Wanita itu menepi di saat Re dan Jo mulai melangkah. Namun, teriakan itu memang sudah memancing beberapa pria untuk berlari.

"Woi, berhenti!"

"Bantu ngejar dia, dia itu jambret!"

"Nyari mati lo jambret!"

"Berhenti lo jambret!"

Suara-suara itu semakin tinggi seperti histeria. Sesekali Azky menoleh ke belakang. Re dan Jo berbaur dengan mereka untuk mengejar dirinya.

Netra Azky bergerak ke segala arah. Mencari-cari pintu keluar. "Sial. Gue kira cuma Bang Re sama Bang Jo yang ngejar." Ia berdecak. "Taunya satu mall. Gila!"

"Woi, berhenti gak? Malah lari ke kanan Lo!"

Azky terus berlari dan memperbesar langkahnya. Ia tahu suara itu milik siapa. Suara itu adalah suara Re. Azky menoleh ke arah kanan. Rupanya Re memberitahu dirinya bahwa di sana ada pintu keluar. Azky menyeringai. Meskipun napasnya sudah tidak teratur, ia paksakan untuk berlari sampai menuju tujuan. Di tengah larinya, ia kembali mengingat kata-kata Jo untuk lebih pandai menyembunyikan barang curian. Hampir saja pria itu lupa memasukkan tas ke dalam saku jaket. Tangan kirinya membuka resleting dengan tangan kanan yang memasukkan tas tersebut.

"Woi, jambret! Jambret!"

Mendengar teriakan barusan, satpam yang sedang berjaga di pintu keluar itu menatap ke dalam. Seseorang yang sedang berlari kencang ke arah luar serta beberapa orang mengejarnya dari belakang.

"Woi. Berhenti lo!"

Azky yang menyadari satpam itu tengah berdiri menatapnya langsung mengeremkan kaki.
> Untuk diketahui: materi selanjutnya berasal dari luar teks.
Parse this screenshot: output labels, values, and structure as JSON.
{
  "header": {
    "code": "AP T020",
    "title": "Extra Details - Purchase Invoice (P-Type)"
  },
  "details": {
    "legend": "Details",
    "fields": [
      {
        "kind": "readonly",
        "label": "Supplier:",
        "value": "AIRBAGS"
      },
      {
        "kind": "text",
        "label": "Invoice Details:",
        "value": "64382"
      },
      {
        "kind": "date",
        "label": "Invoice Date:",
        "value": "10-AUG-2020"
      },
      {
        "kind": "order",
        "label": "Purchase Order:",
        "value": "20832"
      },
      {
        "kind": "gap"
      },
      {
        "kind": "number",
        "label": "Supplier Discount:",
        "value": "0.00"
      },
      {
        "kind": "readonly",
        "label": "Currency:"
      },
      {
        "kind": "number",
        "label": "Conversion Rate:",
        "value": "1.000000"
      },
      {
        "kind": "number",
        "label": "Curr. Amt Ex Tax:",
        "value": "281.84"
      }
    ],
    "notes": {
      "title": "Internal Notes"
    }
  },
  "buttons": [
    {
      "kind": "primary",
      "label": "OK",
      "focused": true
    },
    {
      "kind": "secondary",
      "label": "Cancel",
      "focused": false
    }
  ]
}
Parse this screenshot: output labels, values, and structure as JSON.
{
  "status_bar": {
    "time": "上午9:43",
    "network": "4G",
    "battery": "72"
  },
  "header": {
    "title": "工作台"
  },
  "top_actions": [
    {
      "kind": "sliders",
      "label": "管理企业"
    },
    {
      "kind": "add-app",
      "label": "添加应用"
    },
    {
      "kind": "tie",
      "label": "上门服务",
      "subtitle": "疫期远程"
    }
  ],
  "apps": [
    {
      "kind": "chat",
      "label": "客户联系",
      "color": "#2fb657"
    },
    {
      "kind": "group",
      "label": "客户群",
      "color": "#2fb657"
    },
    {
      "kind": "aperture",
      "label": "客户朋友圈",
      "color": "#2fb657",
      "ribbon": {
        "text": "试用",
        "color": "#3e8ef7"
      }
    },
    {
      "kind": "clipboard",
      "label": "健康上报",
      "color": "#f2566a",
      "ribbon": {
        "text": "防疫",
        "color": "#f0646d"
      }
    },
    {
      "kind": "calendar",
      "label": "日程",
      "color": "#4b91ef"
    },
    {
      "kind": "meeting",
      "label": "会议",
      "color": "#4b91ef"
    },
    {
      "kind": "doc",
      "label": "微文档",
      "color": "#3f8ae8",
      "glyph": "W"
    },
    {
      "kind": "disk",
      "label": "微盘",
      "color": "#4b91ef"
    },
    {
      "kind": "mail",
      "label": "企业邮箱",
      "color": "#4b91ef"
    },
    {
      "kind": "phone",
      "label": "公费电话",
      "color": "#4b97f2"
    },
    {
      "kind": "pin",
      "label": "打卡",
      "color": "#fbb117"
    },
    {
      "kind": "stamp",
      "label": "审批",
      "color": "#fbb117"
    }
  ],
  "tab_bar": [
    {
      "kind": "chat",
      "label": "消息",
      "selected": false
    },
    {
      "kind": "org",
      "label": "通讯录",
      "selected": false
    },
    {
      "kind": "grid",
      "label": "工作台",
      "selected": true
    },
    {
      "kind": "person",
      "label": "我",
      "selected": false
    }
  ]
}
"Mau ke mana kamu?" Satpam itu menunjuk Azky.

Re dan Jo serta beberapa orang di sana berhenti. Re melirik Jo dan memberikan aba-aba untuk menghajar mereka. Sekitar empat orang masih bertahan karena yang lainnya sudah berhenti dengan alasan tidak kuat berlari. Tanpa mereka ketahui, Re dan Jo langsung melayangkan pukulan keras ke arah perut dan tendangan ke arah kaki. Sekitar dua orang yang menjadi sasaran itu terjatuh ke lantai. Namun, dua sisanya membalas mereka dengan pukulan yang dilayangkan ke arah wajah.

Azky menatap wajah satpam yang kebingungan. Jelas saja ia sedang dihadapkan dua pilihan. Apakah ia harus menangkap Azky? Atau, melerai Re dan Jo dari perkelahian tersebut?

Re dan Jo terus menghajarnya sampai mereka berhenti untuk melayangkan pukulan atau tendangan. Cukup lama sampai mengeluarkan keringat yang begitu banyak, keempat pria itu tumbang. Re dan Jo berlari untuk kembali mengejar Azky. Dengan bodohnya, Azky berdiri menatap mereka sehingga satpam itu berhasil menarik tangannya.

Azky berusaha mengelak. "Saya bukan jambretnya, Pak. Lepasin saya!"

Keempat pria tadi berusaha bangkit. Mereka tidak mengira ternyata Re dan Jo adalah teman Azky. Kalau saja sewaktu pengejaran tadi mereka tahu, mungkin Re dan Jo sudah mereka hajar. Namun, salah satu dari mereka tidak ada yang menyadari bahwa pakaian Re dan Jo sama seperti Azky.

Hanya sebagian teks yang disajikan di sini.